Stock market bulls like myself were on the losing side of this week's trading, as the Dow gave back roughly 4 percent from its 14,000 peak. The big story was a wave of high-anxiety credit fears over the value of corporate and housing loans. Credit circuits blew a fuse, lending markets temporarily froze, and a number of buyout deals were postponed as analysts and traders worked through their problems.
But this is no time to lose faith. The economy has found its legs with a 3.4 percent GDP growth report for the second quarter, a much-needed surge from only 0.6 percent in Q1. Moreover, core inflation came in at a rock bottom 1.4 percent.
Most importantly, second quarter corporate profits are flowing in two to three times better than expected. Much of this reflects the huge global economic boom that Treasury Secretary Henry Paulson describes as the greatest worldwide surge in his professional lifetime. These rising profits inject new value into the stock market.
Doomsday seers on Wall Street take notice: At 15 times forward earnings, the S&P 500 yields about 6.5 percent, a very high equity risk premium compared to a 4.8 percent yield on 10-year Treasury bonds.
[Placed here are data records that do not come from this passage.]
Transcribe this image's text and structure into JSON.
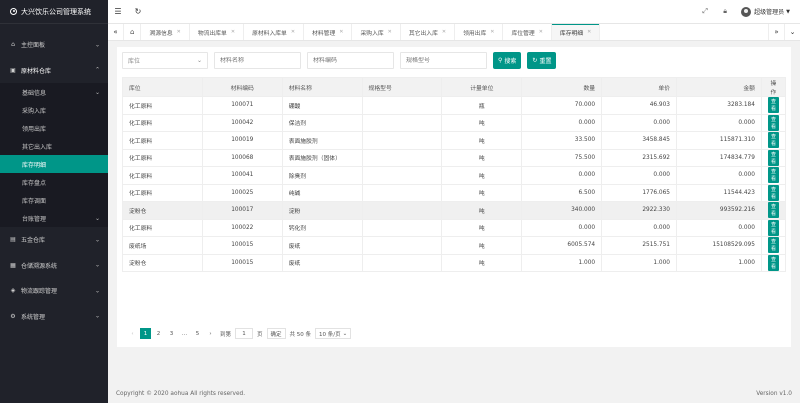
{
  "brand": {
    "title": "大兴饮乐公司管理系统"
  },
  "sidebar": {
    "items": [
      {
        "label": "主控面板",
        "icon": "home-icon"
      },
      {
        "label": "原材料仓库",
        "icon": "box-icon",
        "open": true
      },
      {
        "label": "五金仓库",
        "icon": "tool-icon"
      },
      {
        "label": "仓储溯源系统",
        "icon": "trace-icon"
      },
      {
        "label": "物流跟踪管理",
        "icon": "truck-icon"
      },
      {
        "label": "系统管理",
        "icon": "gear-icon"
      }
    ],
    "submenu": [
      {
        "label": "基础信息",
        "chev": true
      },
      {
        "label": "采购入库"
      },
      {
        "label": "领用出库"
      },
      {
        "label": "其它出入库"
      },
      {
        "label": "库存明细",
        "active": true
      },
      {
        "label": "库存盘点"
      },
      {
        "label": "库存调面"
      },
      {
        "label": "台账管理",
        "chev": true
      }
    ]
  },
  "header": {
    "user": "超级管理员"
  },
  "tabs": [
    "溯源信息",
    "物流出库单",
    "原材料入库单",
    "材料管理",
    "采购入库",
    "其它出入库",
    "领用出库",
    "库位管理",
    "库存明细"
  ],
  "filters": {
    "location_placeholder": "库位",
    "name_placeholder": "材料名称",
    "code_placeholder": "材料编码",
    "spec_placeholder": "规格型号",
    "search_label": "搜索",
    "reset_label": "重置"
  },
  "table": {
    "headers": [
      "库位",
      "材料编码",
      "材料名称",
      "规格型号",
      "计量单位",
      "数量",
      "单价",
      "金额",
      "操作"
    ],
    "action_label": "查看",
    "rows": [
      [
        "化工原料",
        "100071",
        "硼酸",
        "",
        "瓶",
        "70.000",
        "46.903",
        "3283.184"
      ],
      [
        "化工原料",
        "100042",
        "保洁剂",
        "",
        "吨",
        "0.000",
        "0.000",
        "0.000"
      ],
      [
        "化工原料",
        "100019",
        "表面施胶剂",
        "",
        "吨",
        "33.500",
        "3458.845",
        "115871.310"
      ],
      [
        "化工原料",
        "100068",
        "表面施胶剂（固体）",
        "",
        "吨",
        "75.500",
        "2315.692",
        "174834.779"
      ],
      [
        "化工原料",
        "100041",
        "除臭剂",
        "",
        "吨",
        "0.000",
        "0.000",
        "0.000"
      ],
      [
        "化工原料",
        "100025",
        "纯碱",
        "",
        "吨",
        "6.500",
        "1776.065",
        "11544.423"
      ],
      [
        "淀粉仓",
        "100017",
        "淀粉",
        "",
        "吨",
        "340.000",
        "2922.330",
        "993592.216"
      ],
      [
        "化工原料",
        "100022",
        "钙化剂",
        "",
        "吨",
        "0.000",
        "0.000",
        "0.000"
      ],
      [
        "废纸场",
        "100015",
        "废纸",
        "",
        "吨",
        "6005.574",
        "2515.751",
        "15108529.095"
      ],
      [
        "淀粉仓",
        "100015",
        "废纸",
        "",
        "吨",
        "1.000",
        "1.000",
        "1.000"
      ]
    ]
  },
  "pager": {
    "pages": [
      "1",
      "2",
      "3",
      "...",
      "5"
    ],
    "goto_label": "到第",
    "goto_value": "1",
    "page_unit": "页",
    "confirm_label": "确定",
    "total_label": "共 50 条",
    "page_size": "10 条/页"
  },
  "footer": {
    "copyright": "Copyright © 2020 aohua All rights reserved.",
    "version": "Version v1.0"
  }
}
Be it loan worries or the stock correction, the key point in all this is thesteady stream of rising profits. Profits matter. They are the best guarantee for the credit worthiness of corporate loans and the value of stocks.
As classical economist Benjamin Anderson wrote in the 1920s when he was the top economist at the old Chase National Bank, "Profits are the heart of the business situation." Down through the years, I've paraphrased that as profits are the mother's milk of stocks and the economy. It's time to add creditworthiness to that list.
What we're witnessing is not a true credit crunch, but a temporary credit freezing-up. Banks have a lot of loans from financing buyout deals, and right now the credit freeze has stopped them from selling these loans to institutional customers. Loan markets have been over-leveraged by private equity funds that during the past year or so have completed deals with too little cash equity and too much loan leverage.
Bond vigilantes are disciplining the buyout mavens and forcing a credit risk re-pricing that will incentivize cash equity and discourage debt over leveraging. It's a healthy market-driven correction. The key point is that robust business profitability makes these over-leveraged bank loans good paper, not bad. In due course, the dust will clear and credit markets will resume functioning. Bankers will divide up these loans and resell them in tranches at handsome interest rates to pension funds, insurance companies and money managers around the world.